A synergistic duo for enhanced cathode stability in high-voltage lithium-ion batteries

Abstract

Lithium-ion batteries with high-nickel cathode materials are promising candidates for achieving significantly higher energy densities. However, when Ni-rich subjected to higher charging cutoff voltages accelerates both electrolyte decomposition and structural degradation, leading to compromised cycling stability and reduced lifespan. In this study, we have developed a dual-additive strategy using lithium difluoro bisoxalate phosphate (LiDFBOP), and 1,3-divinyl-1,1,3,3-tetramethyldisilazane (DTDS) to address these challenges and improve the battery's performance. Theoretical calculations and experimental results indicate that the LiDFBOP regulates Li⁺ solvation for robust CEI formation, while DTDS scavenges impurities and promotes the formation of an inorganic/organic interphase.
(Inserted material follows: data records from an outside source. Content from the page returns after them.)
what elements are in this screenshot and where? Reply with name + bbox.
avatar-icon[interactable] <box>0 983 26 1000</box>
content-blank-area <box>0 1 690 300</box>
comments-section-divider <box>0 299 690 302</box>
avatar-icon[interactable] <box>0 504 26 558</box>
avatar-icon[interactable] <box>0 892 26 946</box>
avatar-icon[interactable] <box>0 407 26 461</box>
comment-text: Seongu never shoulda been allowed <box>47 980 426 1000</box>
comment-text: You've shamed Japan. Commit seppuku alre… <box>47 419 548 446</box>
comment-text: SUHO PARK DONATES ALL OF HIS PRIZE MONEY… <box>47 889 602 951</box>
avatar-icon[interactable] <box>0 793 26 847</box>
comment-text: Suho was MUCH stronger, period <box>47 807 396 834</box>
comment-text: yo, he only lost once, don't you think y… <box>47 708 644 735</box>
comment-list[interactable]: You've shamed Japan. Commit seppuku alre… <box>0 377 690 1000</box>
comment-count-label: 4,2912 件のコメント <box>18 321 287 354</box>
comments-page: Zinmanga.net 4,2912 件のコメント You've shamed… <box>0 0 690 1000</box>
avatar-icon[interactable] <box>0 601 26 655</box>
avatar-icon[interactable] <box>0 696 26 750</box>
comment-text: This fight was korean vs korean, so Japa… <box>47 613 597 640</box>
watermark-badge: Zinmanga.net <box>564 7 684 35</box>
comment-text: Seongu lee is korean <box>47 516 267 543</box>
The synergistic effect of these additives combination allows Li||NCM811 coin cell to retain a capacity retention 87.9 % at 4.6 V and Graphite||NCM811full cell achieved 90.5 % capacity retention at 4.5 V. Moreover, the 1Ah pouch full cells exhibit excellent cycling stability, with a capacity retention of 91.4 % after 610 cycles at a constant current of 500 mA and voltage of 4.5 V. This work offers guidance on designing multifunctional additives to achieve synergistic electrolyte engineering for high-energy lithium-ion batteries.